At this point, the Xperia X series' only differentiator is the Sony brand itself.

The company has also been walking back its other major differentiator: battery life. In the days of the Xperia Z1, Z2 and Z3, Sony could legitimately boast of industry-leading longevity. Its big, boxy phones were able to hold big, boxy batteries that could go all day and then some. Battery capacity has been slowly eroded in the intervening years, and now the Z3+, Z5 and X will get you a single day if you're lucky.
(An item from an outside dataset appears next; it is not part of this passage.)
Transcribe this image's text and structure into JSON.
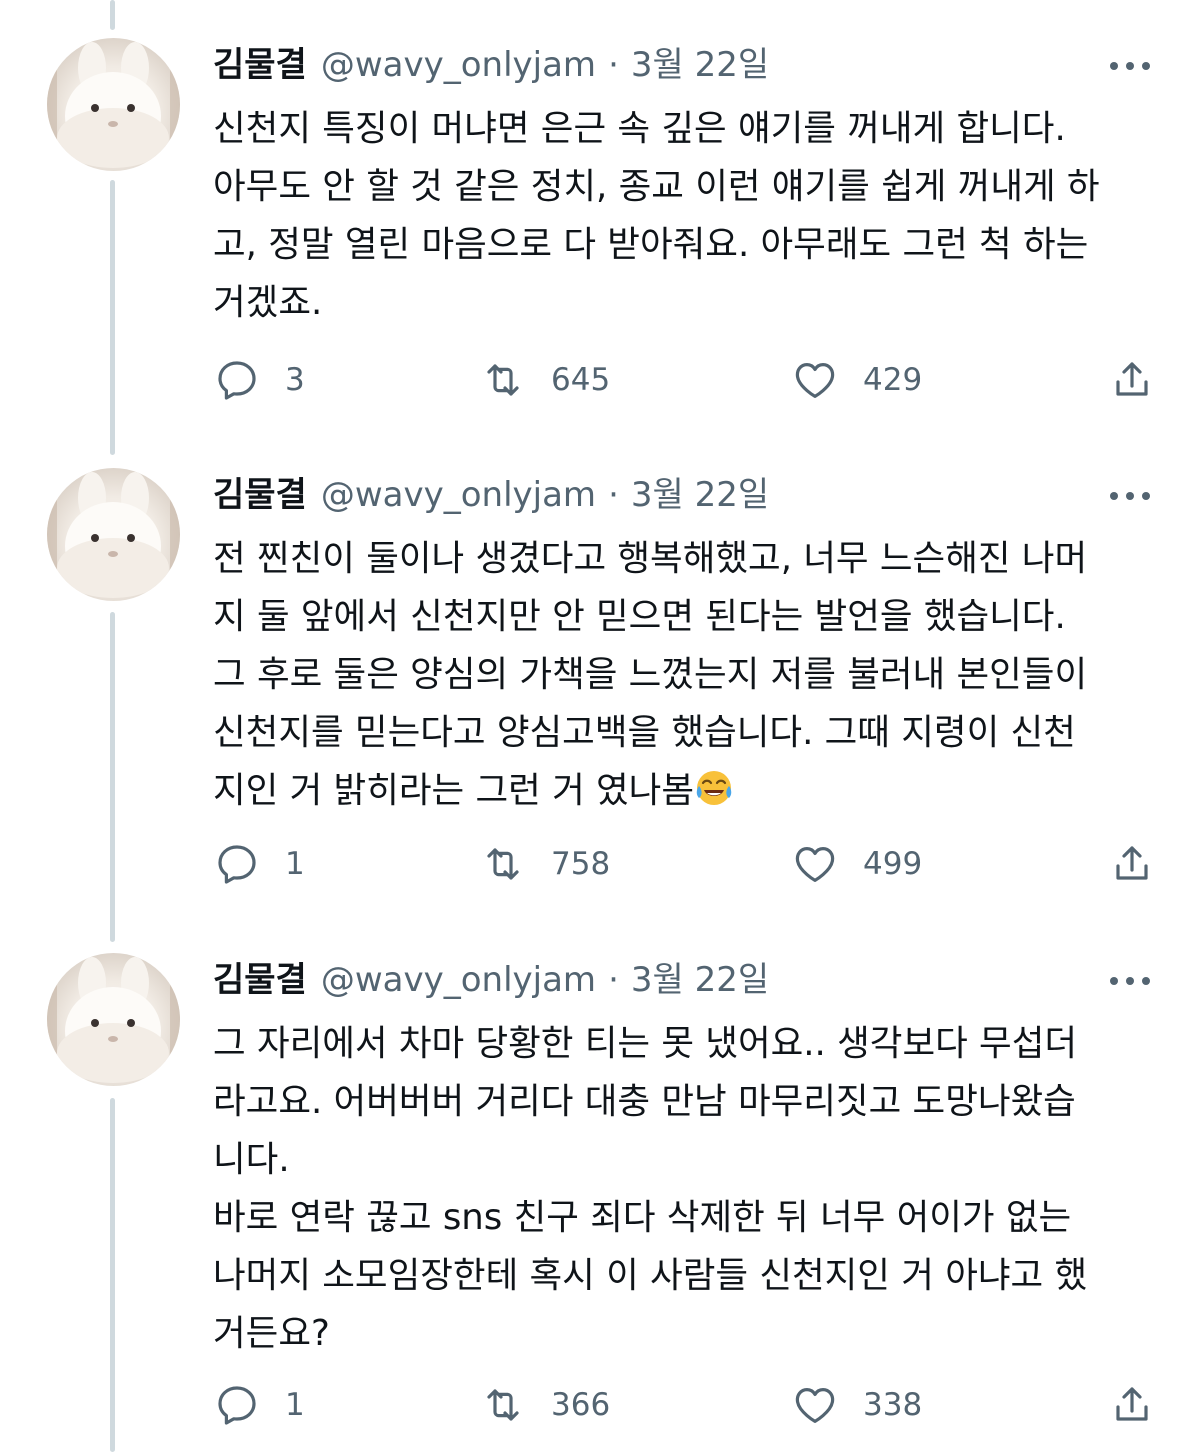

Bringing cutting-edge Sony tech to cellphones was the mission statement of the old Sony Ericsson. As recently as 2015, Xperia phones were being marketed as being "the best of Sony." But the Xperia X series isn't the best of anything, and increasingly the only real differentiator these phones have is the Sony brand itself — a brand which, let's face it, no longer carries the cachet it once did.

Sony needs another big, impressive phone. Something worthy of a top-tier price tag and and something to justify the value it places in its brand. Something which isn't as aggressively meh as its recent efforts. And as someone who's used and loved Sony phones in the past, I really hope this leaked handset is the product to do that.
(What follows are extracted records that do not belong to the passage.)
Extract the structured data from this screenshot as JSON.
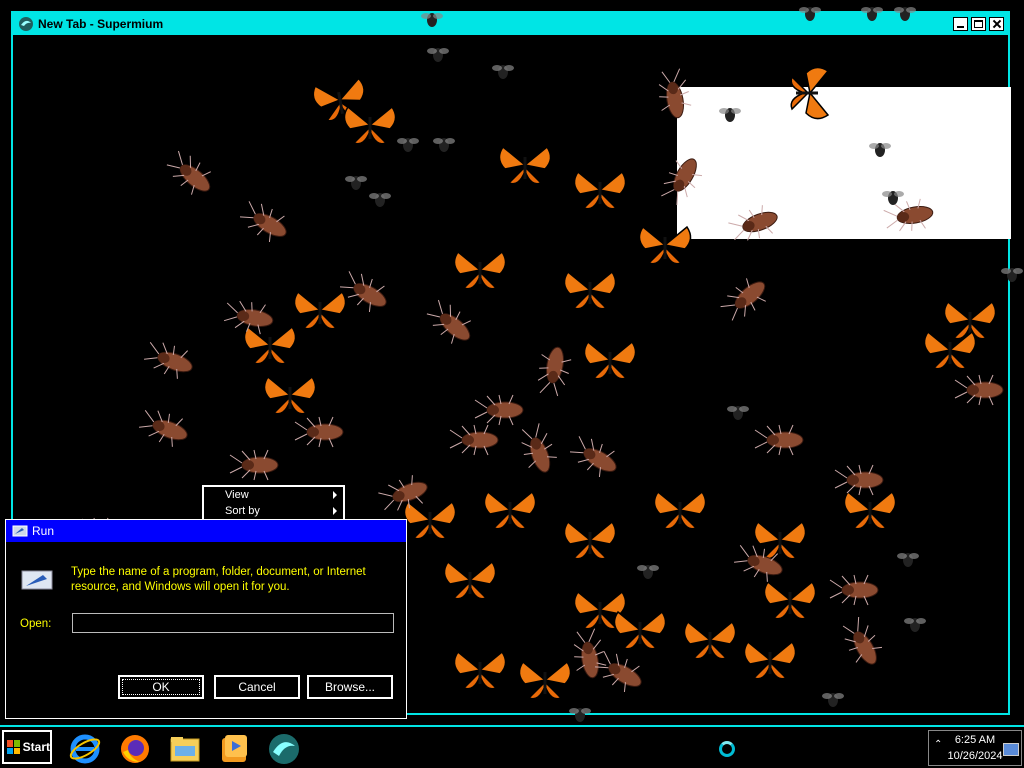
{
  "window": {
    "title": "New Tab - Supermium"
  },
  "context_menu": {
    "items": [
      {
        "label": "View"
      },
      {
        "label": "Sort by"
      }
    ]
  },
  "run_dialog": {
    "title": "Run",
    "message": "Type the name of a program, folder, document, or Internet resource, and Windows will open it for you.",
    "open_label": "Open:",
    "open_value": "",
    "ok_label": "OK",
    "cancel_label": "Cancel",
    "browse_label": "Browse..."
  },
  "taskbar": {
    "start_label": "Start",
    "pinned_icons": [
      "internet-explorer-icon",
      "firefox-icon",
      "file-explorer-icon",
      "media-player-icon",
      "supermium-icon"
    ],
    "time": "6:25 AM",
    "date": "10/26/2024"
  },
  "colors": {
    "accent": "#00e5e5",
    "run_title": "#0000ff",
    "dialog_text": "#ffff00"
  }
}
We don't know much about the Sony F833X at this point besides its model number and a handful of leaked photos. (Like almost everything else, it'll supposedly use a Qualcomm Snapdragon 820 processor.) However the pics obtained by GSMArena are revealing in themselves.

This leaked Sony phone looks like a bit of a tank — but that's fine if it packs the hardware to justify its heft.
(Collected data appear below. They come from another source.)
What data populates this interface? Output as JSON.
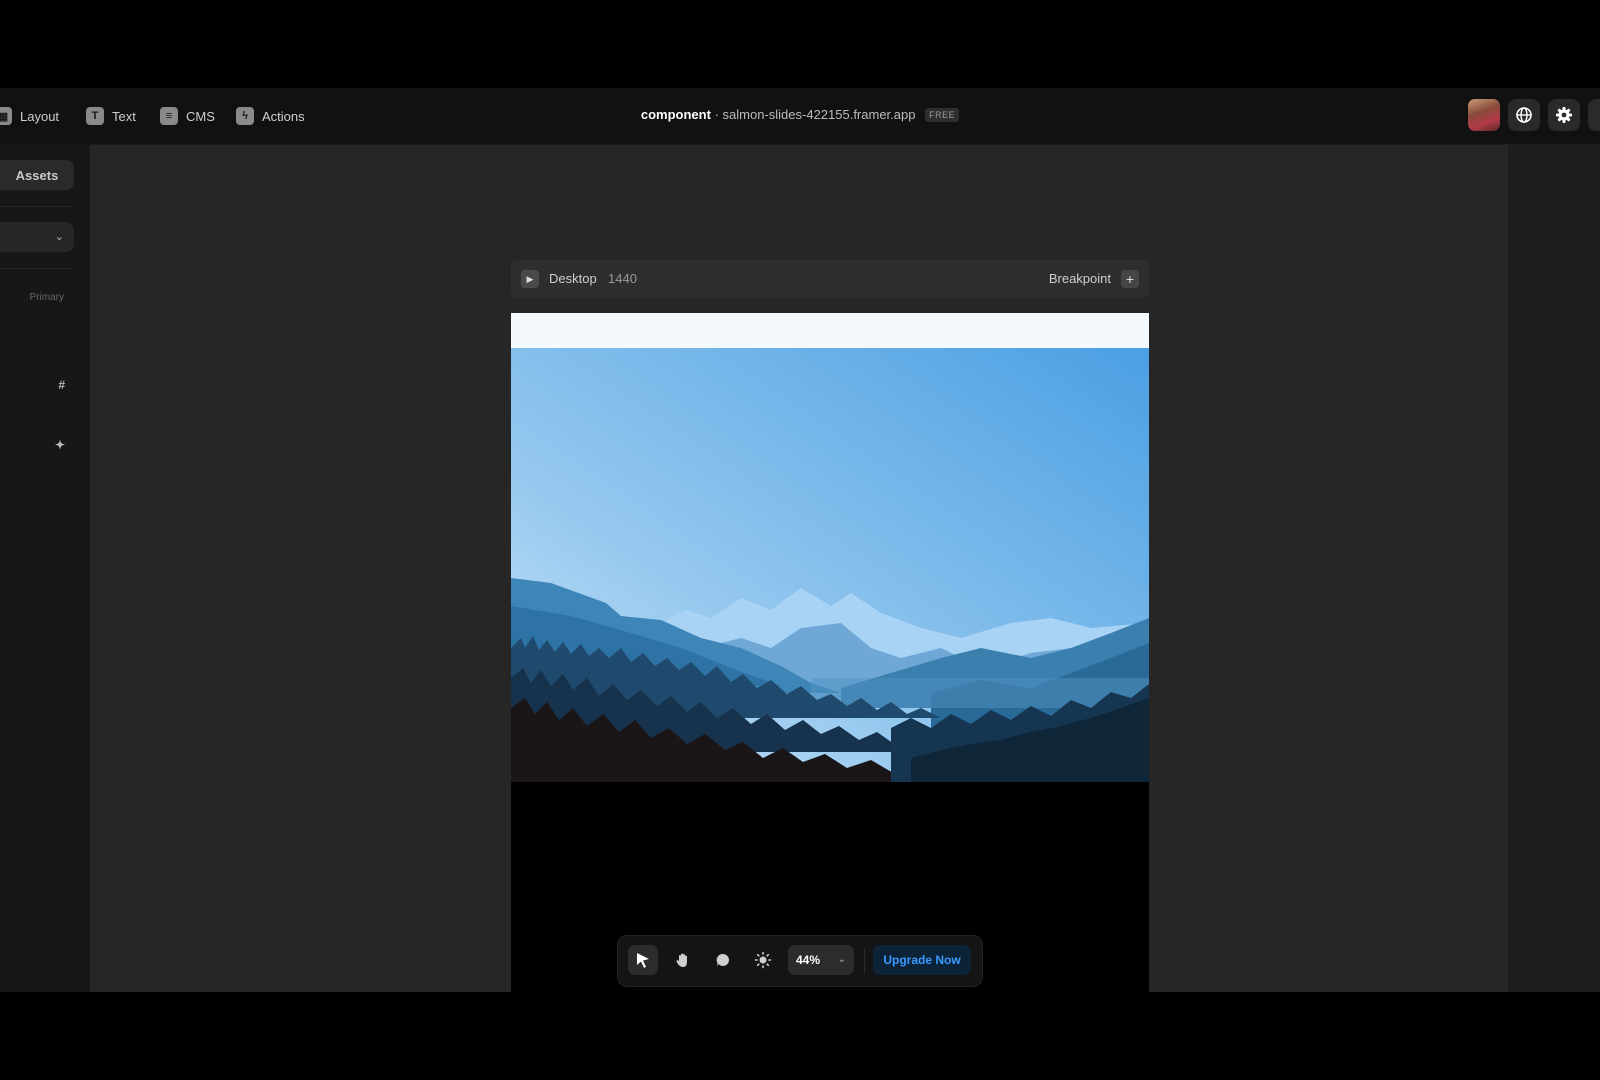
{
  "toolbar": {
    "items": [
      {
        "label": "Layout",
        "icon": "layout-icon"
      },
      {
        "label": "Text",
        "icon": "text-icon"
      },
      {
        "label": "CMS",
        "icon": "cms-icon"
      },
      {
        "label": "Actions",
        "icon": "actions-icon"
      }
    ]
  },
  "project": {
    "name": "component",
    "separator": "·",
    "domain": "salmon-slides-422155.framer.app",
    "plan_badge": "FREE"
  },
  "left_panel": {
    "assets_label": "Assets",
    "section_label": "Primary"
  },
  "frame": {
    "breakpoint_name": "Desktop",
    "width_value": "1440",
    "breakpoint_button": "Breakpoint"
  },
  "bottom_toolbar": {
    "zoom": "44%",
    "upgrade_label": "Upgrade Now"
  },
  "colors": {
    "accent": "#3a9bff",
    "background": "#262626",
    "topbar": "#111111"
  }
}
It's a big, blocky phone — a throwback to older Xperias, perhaps, with room for a hefty battery inside. The device's thickness also bodes well for camera performance — there should, finally, be space for an optically stabilized module while still keeping the lens flush with the body. Other noteworthy camera improvements — dual-LED flash around the back and laser autofocus — suggests meaningful steps forward have been made here too.

And while it is thick, rectangular and tall, horizontal bezels have been kept to a minimum, and the design language seems to have moved on. Parts of the chassis may be plastic, but the frumpy polycarbonate trim of the Xperia X seems to have been largely eliminated. It looks like a bit of a tank, and that's just fine if it packs the hardware muscle to justify its heft.

If the Xperia X is going to be the phone for the masses (still a tough ask at $550, admittedly) then this new model (an Xperia X Ultra, maybe?) could be the Sony phone for enthusiasts. That's what I'm hoping for — an Xperia phone to reinvigorate this tired brand, with hardware, camera chops and battery life to get excited about.

It's possible the Xperia X Ultra (or whatever it's called) will break cover as early as IFA 2016 in early September. And if it lives up to our hopes, it could make a interesting addition to the fourth-quarter flurry of new smartphones. If not? Well, maybe it's time to dust off the Xperia Z brand for a 2017 revival.